The importance of continuity with the past cannot be doubted, but the court must recognize the importance of rendering justice in this case by appreciating the “equity” factors that enter into it, as opposed to mechanical manipulation of legal concepts.

The defenses based upon the Statute of Frauds are insufficient. There is a patent distinction between express trusts created by agreement of the parties and a trust impressed by the court to prevent a wrong. If the legalistic formalities of the former were to be forcibly imposed on the latter, they would serve only to destroy the equity jurisdiction so very vital to this type of case. The court cannot accept the suggestion that the Legislature intended to outlaw the very fundamental relief afforded by impressing a trust upon assets in the hands of a culpable party. The amendments in 1933 to section 31 of the Personal Property .Law were enacted to prevent assertions of oral claims. However, such claims, though oral, which arise out of promises made to induce the promisee to part with his property so that the retention of the property in violation of the promise results in an unjust enrichment, are not within the purview of the statute.
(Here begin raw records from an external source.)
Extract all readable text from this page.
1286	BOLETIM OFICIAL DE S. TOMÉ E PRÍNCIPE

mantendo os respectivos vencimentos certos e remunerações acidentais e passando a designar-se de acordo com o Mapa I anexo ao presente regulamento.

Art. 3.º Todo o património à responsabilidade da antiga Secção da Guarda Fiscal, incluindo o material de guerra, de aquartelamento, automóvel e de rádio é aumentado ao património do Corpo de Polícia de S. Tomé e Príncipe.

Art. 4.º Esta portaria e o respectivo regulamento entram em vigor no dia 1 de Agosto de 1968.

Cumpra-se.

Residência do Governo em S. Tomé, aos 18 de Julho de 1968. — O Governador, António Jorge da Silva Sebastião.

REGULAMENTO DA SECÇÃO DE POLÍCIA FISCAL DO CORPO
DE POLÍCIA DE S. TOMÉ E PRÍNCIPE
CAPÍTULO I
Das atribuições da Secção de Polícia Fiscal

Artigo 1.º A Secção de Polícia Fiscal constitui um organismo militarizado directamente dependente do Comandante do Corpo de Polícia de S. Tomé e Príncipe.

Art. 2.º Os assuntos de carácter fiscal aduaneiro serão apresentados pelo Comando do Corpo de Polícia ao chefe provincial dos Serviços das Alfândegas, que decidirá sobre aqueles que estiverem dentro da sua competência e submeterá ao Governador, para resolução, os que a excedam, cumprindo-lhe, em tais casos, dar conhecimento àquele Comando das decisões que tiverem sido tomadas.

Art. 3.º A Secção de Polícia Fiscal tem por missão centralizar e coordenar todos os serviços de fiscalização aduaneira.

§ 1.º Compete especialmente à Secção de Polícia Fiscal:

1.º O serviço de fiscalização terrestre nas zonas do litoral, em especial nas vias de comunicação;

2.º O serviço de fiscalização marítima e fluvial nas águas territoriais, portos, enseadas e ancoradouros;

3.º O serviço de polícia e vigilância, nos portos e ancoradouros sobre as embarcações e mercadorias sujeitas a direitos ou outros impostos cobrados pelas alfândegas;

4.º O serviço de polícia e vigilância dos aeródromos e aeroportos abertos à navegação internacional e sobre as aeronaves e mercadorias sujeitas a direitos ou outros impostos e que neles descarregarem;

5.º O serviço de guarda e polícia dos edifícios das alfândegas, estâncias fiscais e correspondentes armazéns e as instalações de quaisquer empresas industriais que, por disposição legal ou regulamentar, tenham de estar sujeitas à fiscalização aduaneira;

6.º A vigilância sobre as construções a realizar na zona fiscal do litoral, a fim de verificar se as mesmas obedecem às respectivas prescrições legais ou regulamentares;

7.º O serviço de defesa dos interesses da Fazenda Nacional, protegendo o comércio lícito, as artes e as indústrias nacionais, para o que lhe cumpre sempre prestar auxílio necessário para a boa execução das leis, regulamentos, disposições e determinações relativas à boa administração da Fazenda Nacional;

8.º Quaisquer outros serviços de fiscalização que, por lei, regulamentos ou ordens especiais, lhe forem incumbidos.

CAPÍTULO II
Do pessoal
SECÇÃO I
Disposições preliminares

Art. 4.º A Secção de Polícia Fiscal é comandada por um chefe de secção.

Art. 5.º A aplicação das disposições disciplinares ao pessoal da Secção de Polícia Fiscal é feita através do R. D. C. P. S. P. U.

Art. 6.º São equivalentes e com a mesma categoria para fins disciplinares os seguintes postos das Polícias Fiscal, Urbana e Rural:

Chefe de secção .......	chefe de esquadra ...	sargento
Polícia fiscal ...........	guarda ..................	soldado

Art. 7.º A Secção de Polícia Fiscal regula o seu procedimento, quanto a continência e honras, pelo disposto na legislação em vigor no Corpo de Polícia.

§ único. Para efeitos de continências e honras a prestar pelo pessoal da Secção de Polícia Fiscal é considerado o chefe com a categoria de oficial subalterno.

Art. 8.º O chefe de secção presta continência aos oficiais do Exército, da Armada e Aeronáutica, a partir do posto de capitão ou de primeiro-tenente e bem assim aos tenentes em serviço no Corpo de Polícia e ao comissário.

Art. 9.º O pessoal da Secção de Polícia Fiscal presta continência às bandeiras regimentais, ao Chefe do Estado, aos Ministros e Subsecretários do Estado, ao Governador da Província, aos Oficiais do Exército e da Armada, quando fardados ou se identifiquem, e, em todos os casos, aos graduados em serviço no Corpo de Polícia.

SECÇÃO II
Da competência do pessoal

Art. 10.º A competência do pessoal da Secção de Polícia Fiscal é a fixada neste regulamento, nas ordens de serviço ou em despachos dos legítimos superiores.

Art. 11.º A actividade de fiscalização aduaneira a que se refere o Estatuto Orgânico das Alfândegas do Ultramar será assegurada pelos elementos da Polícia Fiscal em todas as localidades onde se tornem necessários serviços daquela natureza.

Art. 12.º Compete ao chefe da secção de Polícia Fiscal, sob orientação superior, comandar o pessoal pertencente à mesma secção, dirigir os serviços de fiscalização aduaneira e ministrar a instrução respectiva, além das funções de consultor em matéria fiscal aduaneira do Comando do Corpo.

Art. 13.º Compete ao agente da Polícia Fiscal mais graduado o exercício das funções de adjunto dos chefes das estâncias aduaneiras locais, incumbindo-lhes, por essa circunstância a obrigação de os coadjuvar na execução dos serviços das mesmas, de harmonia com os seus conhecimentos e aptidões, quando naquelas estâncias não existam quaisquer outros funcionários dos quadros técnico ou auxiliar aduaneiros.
There remains for consideration, the application made to strike out the testimony of the attorney witness. Mr. Ernst testified that he acted as attorney for both Mr. and Mrs. Oursler, when his office prepared reciprocal wills for them. The conversations he testified to were had with him by both parties in connection with the undertaking in which they were commonly engaged.

The motion made by the defendants to strike out the testimony of plaintiffs’ witness Morris Ernst and his associates or employees is denied. Mr. Ernst is the attorney who prepared the reciprocal wills of Mr. Oursler and his wife, Grace. He acted for both parties in this transaction and the conversations to which he testified were had with him by both parties in connection with the undertaking in which they were commonly *659engaged. This attorney, who prepared the mutual wills, .was a competent witness to prove the statements of these clients concerning their mutual undertaking. It has frequently been held that the privilege secured by the rule enunciated in section 353 of the Civil Practice Act (formerly Code Civ. Pro., § 835) does not apply to a case where two or more person consult an attorney for their mutual benefit, that it cannot be invoked in any litigation which may thereafter arise between such persons or their descendants, but may be in any litigation between them and strangers (Wallace v. Wallace, 216 N.Y. 28).

All other motions on which decision was reserved are denied with appropriate exceptions.

The plaintiffs have established clearly their right to the relief demanded in this action and judgment is accordingly awarded in their favor.

The foregoing constitutes the decision of the court as required by the provisions of section 440 of the Civil Practice Act. Settle final judgment awarding to the plaintiffs the relief demanded in their complaint.